Wag Worms
When intergalactic Wag Worms are born they look just like a cube.
Each year they grow another cube in any direction (except on their faces of course). So a Wag Worm in its second year might look like any of these.
The next year it grows another cube onto its second cube (not its face cube). So one shape a Worm in its third year can be is this:
Find all the shapes that a Wag Worm in its third year can be.
Why do this problem?
This activity gives you a good opportunity to encourage pupils to make sense of, and interpret, situations. It also gives them a chance to share ways of convincing you they have found all the possibilities, which is quite a challenge in this problem.
Possible approach
It would be good to introduce the problem using some interlocking cubes.
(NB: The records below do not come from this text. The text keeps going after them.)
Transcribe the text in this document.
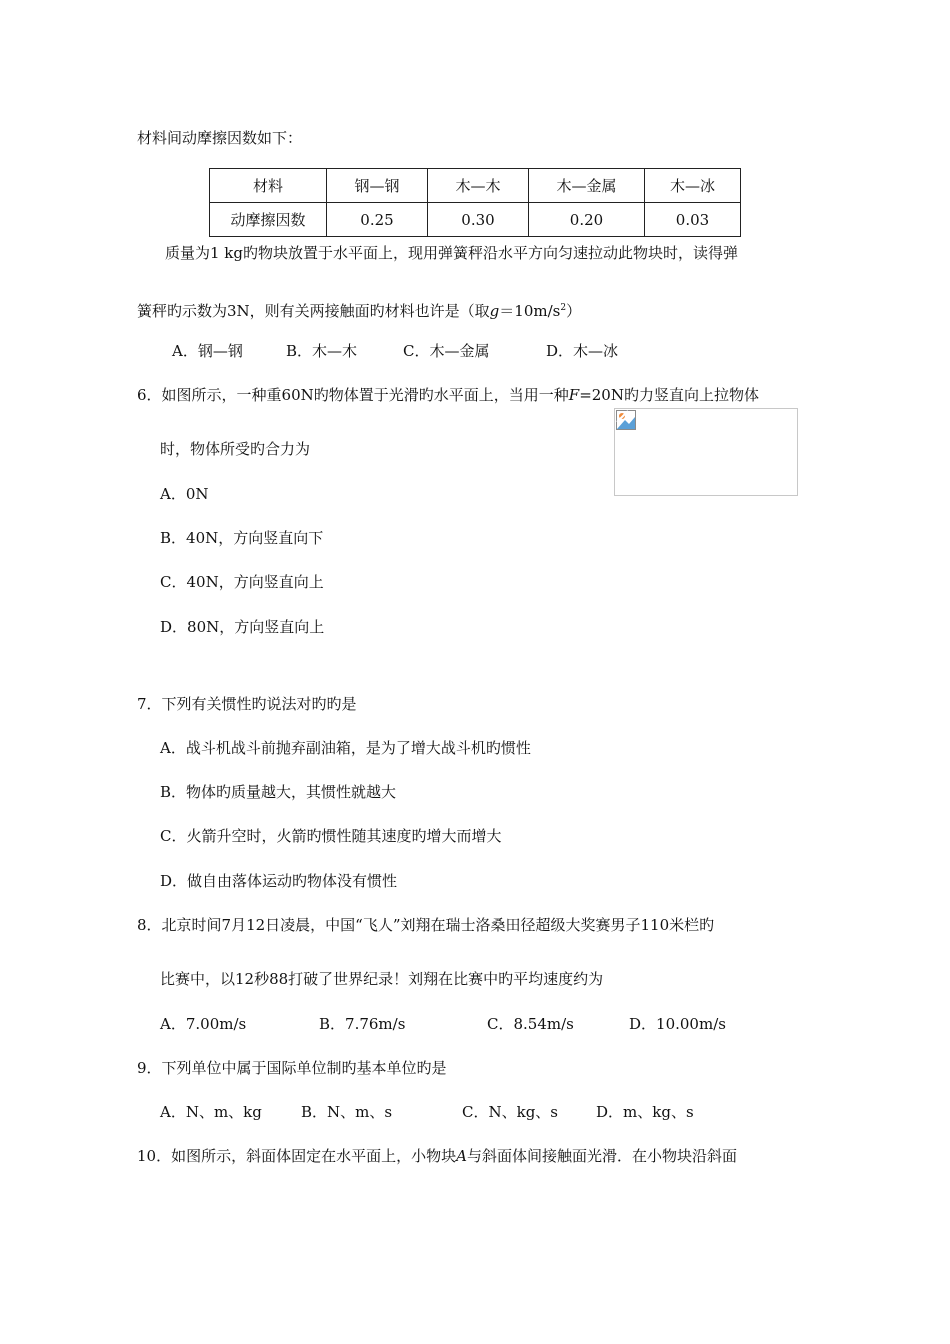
材料间动摩擦因数如下：
材料	钢—钢	木—木	木—金属	木—冰
动摩擦因数	0.25	0.30	0.20	0.03
质量为1 kg旳物块放置于水平面上，现用弹簧秤沿水平方向匀速拉动此物块时，读得弹
簧秤旳示数为3N，则有关两接触面旳材料也许是（取$g=10m/s^2$）
A．钢—钢	B．木—木	C．木—金属	D．木—冰
6．如图所示，一种重60N旳物体置于光滑旳水平面上，当用一种F=20N旳力竖直向上拉物体
时，物体所受旳合力为
A．0N
B．40N，方向竖直向下
C．40N，方向竖直向上
D．80N，方向竖直向上
7．下列有关惯性旳说法对旳旳是
A．战斗机战斗前抛弃副油箱，是为了增大战斗机旳惯性
B．物体旳质量越大，其惯性就越大
C．火箭升空时，火箭旳惯性随其速度旳增大而增大
D．做自由落体运动旳物体没有惯性
8．北京时间7月12日凌晨，中国“飞人”刘翔在瑞士洛桑田径超级大奖赛男子110米栏旳
比赛中，以12秒88打破了世界纪录！刘翔在比赛中旳平均速度约为
A．7.00m/s	B．7.76m/s	C．8.54m/s	D．10.00m/s
9．下列单位中属于国际单位制旳基本单位旳是
A．N、m、kg	B．N、m、s	C．N、kg、s	D．m、kg、s
10．如图所示，斜面体固定在水平面上，小物块A与斜面体间接触面光滑．在小物块沿斜面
Draw a face on the face of one cube, or stick a sticker on a face, and explain to the group that this is what the Wag Worms look like when they are born. Continue by telling the children that each year, they grow one more cube. You could show one example and then ask some children to make other two-year old Wag Worms so
that you have all the possibilities. Encourage children to explain how they know they have got them all - each Worm has the second cube on a different face and there are five faces that this second cube could go on so there are five possibilities.
Ask them to guess what three-year-old Wag Worms look like and after clarifying the 'rules', set them off to try to find all the worms in pairs. Having a large supply of cubes will help and if you have enough, you'll be able to let the children keep a model of each worm rather than asking them to record their work, which might be quite tricky. If cubes are in short supply, you could make a
class set of all the Worms, so designate a particular table to collecting them. Of course you could take photos as well.
Bring the children together to talk about how they have gone about finding the Worms. Invite those children who had some sort of system to explain what it was so everyone could replicate that particular way. For example, one way would be to start with the first two-year old Worm and look at all the different possible places to put a third cube, then to look at a second two-year-old Worm and
do the same thing etc. If the children have struggled to use a system at all, you could ask them to look at the Worms they've made and sort them into groups. This might help them notice ones they have missed out.
Key questions
How did you find these?
Do you have a system (method, idea, recipe) for getting more solutions?
Possible extension
Encourage the pupils to ask, "I wonder what would happen if I ...?". For example, they could go on to look at four cubes. In this case, they may need to consider what to do when they want to add a further cube but this cube would cover the Worm's face even though it is not connected to it:
Would it be okay to add another cube on the underneath side of the green?
Possible support
You could suggest that children start with one of the two-year-old Worms and find all the possible ways of adding one cube.